The most amazing, the most mysterious, the most unbelievable idea! However, it caught hold of human hearts and minds everywhere. By the end of the first century there were three million Christians in the Mediterranean Basin, and by the end of the third century there were ten million. By the beginning of the fourth century the church become the dominant force in the Roman Empire, the crown of that mighty domain. That was a product of preaching the gospel of the resurrection.
It was not about the pathos of a pageant of death but about the power of a perpetual presence that changed their lives. “Remember, I am with you always, even to the end of the age” (Matthew 28:20). It produced a brand new world, and it has changed our lives. From Good Friday to Easter morning the disciples had been hiding behind the closed doors in an upper room. They were bound by fear and shame. After Easter morning they became instead aggressive advocates of the new way for all humans which lead to eternal life. Those disciples who had been cowardly hiding marched boldly into the presence of the authorities and testified to the truth of Christ at the risk of their lives.

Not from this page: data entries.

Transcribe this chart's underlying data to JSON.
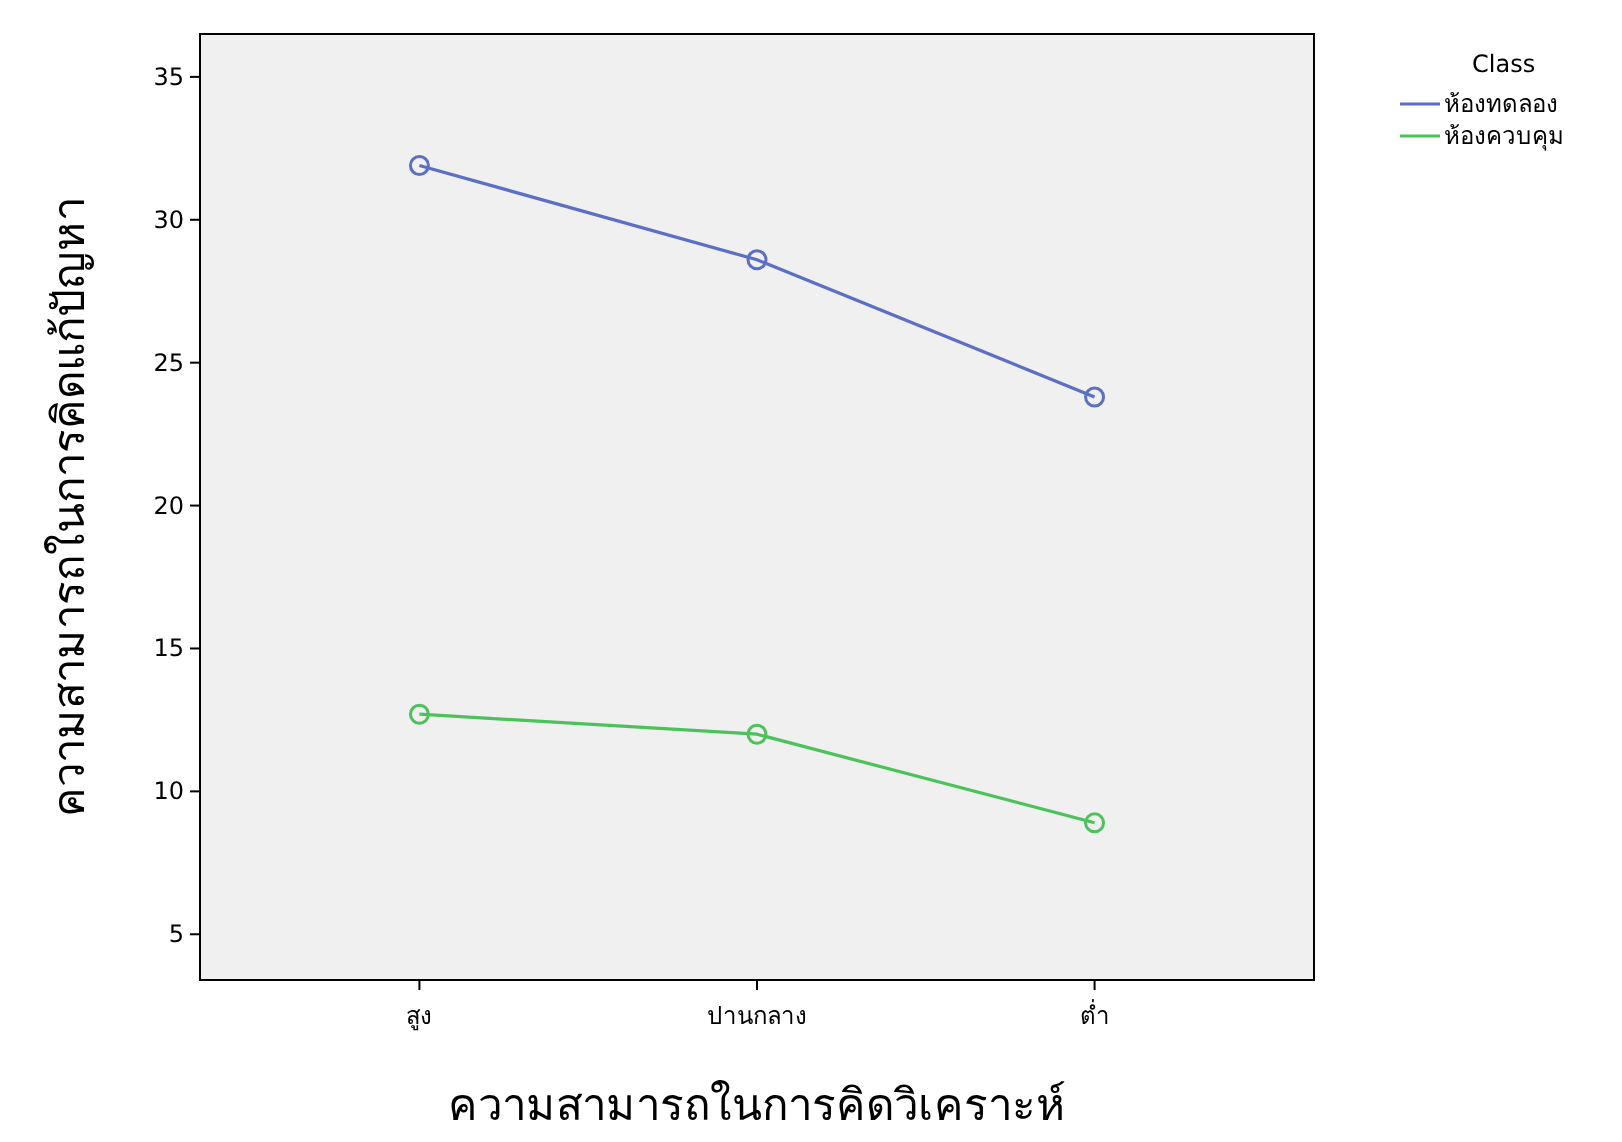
{
  "chart_data": {
    "type": "line",
    "xlabel": "ความสามารถในการคิดวิเคราะห์",
    "ylabel": "ความสามารถในการคิดแก้ปัญหา",
    "legend_title": "Class",
    "categories": [
      "สูง",
      "ปานกลาง",
      "ต่ำ"
    ],
    "series": [
      {
        "name": "ห้องทดลอง",
        "color": "#5b6fc4",
        "values": [
          31.9,
          28.6,
          23.8
        ]
      },
      {
        "name": "ห้องควบคุม",
        "color": "#4cc35a",
        "values": [
          12.7,
          12.0,
          8.9
        ]
      }
    ],
    "ylim": [
      3.4,
      36.5
    ],
    "yticks": [
      5,
      10,
      15,
      20,
      25,
      30,
      35
    ],
    "grid": false,
    "legend": "top right",
    "marker": "circle",
    "line_style": "solid"
  }
}
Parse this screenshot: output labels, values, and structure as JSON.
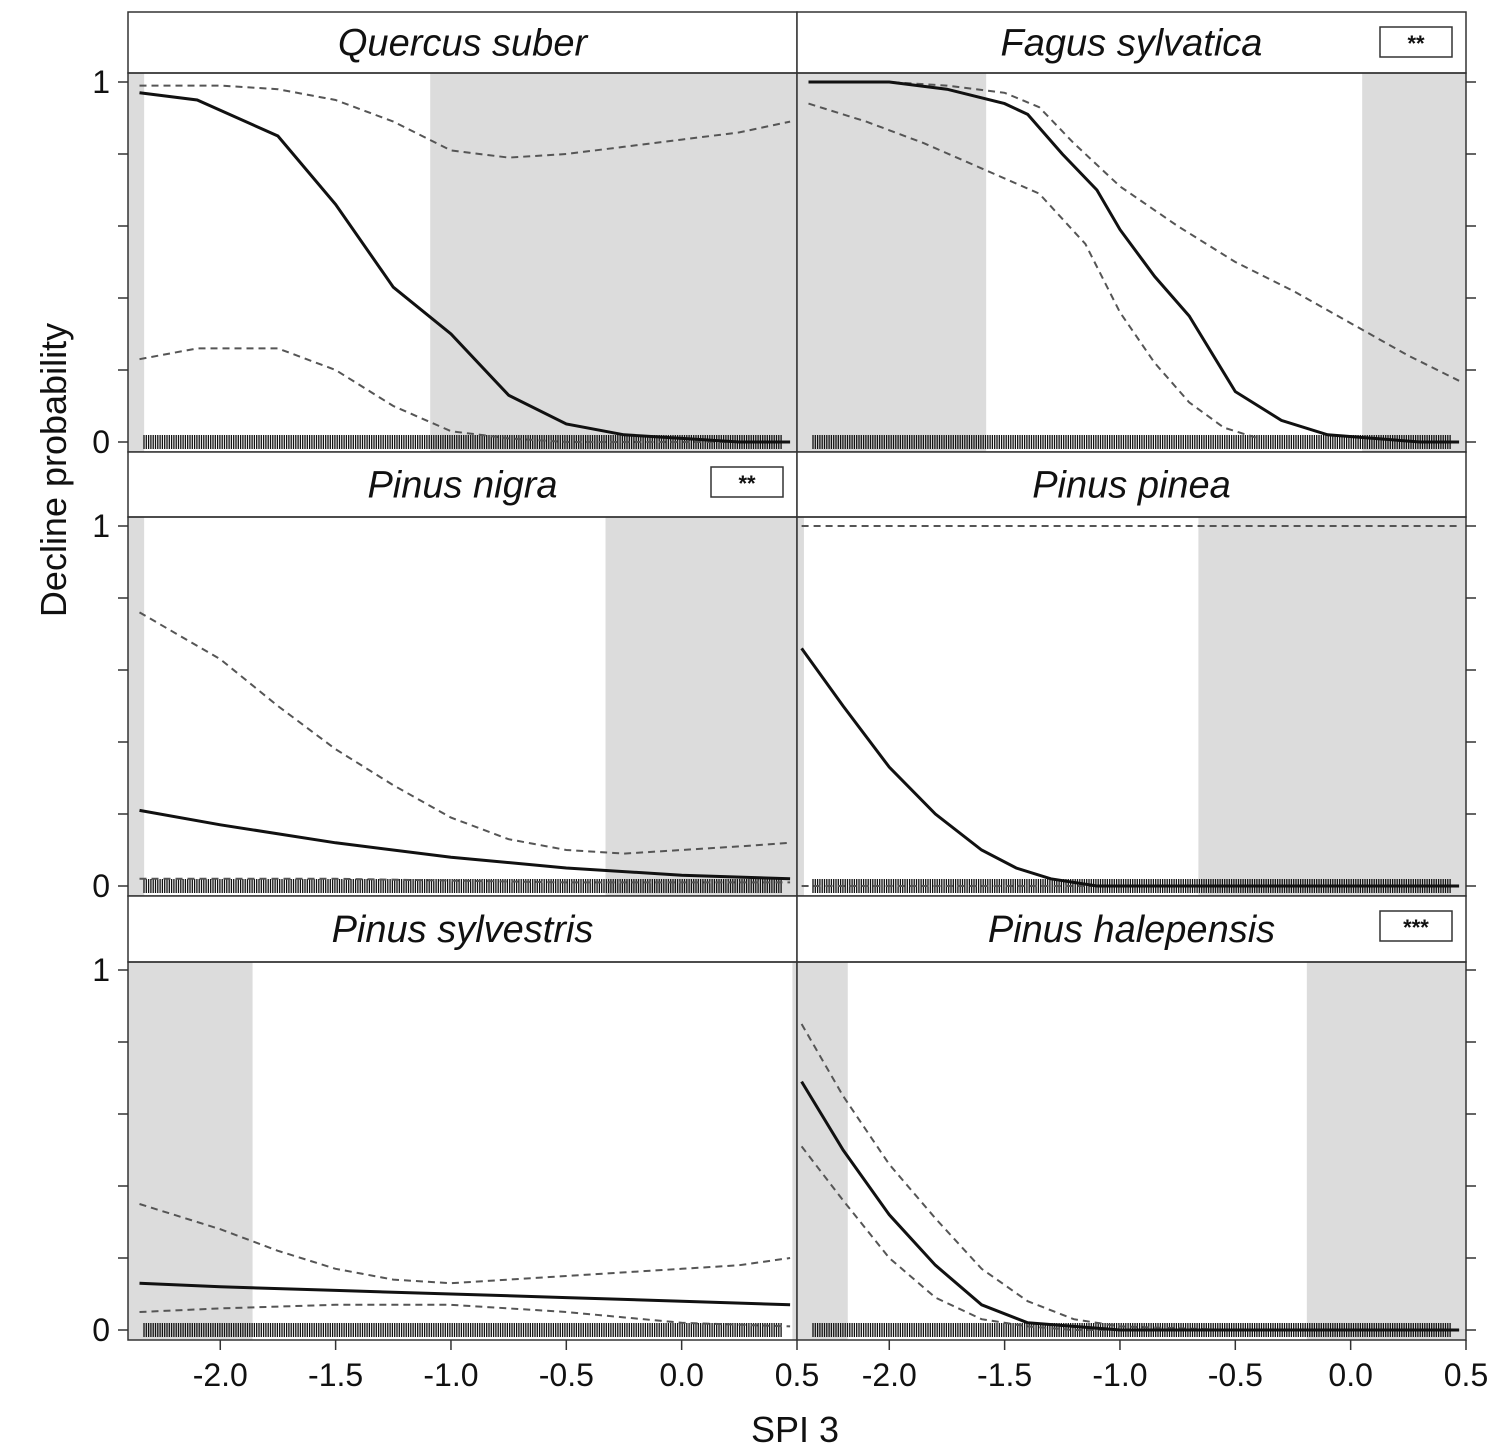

We do not need the how, the where, the why, and the what of Easter Day. It happened. They saw it. It changed their lives and the world. They saw him. That is, they saw the risen Jesus, tangible, real, and overpowering. Through Him they saw the larger vision of a world full of joy and hope. They knew his story had not ended at the cross. They were experiencing the fact that human stories was continuing with a whole new and fresh meaning of eternal life. Let us join them. Being people of resurrection, let us live out that new kind of hope that Jesus brought to us.
There is more to the story. The evidence for the living Christ is living Christians.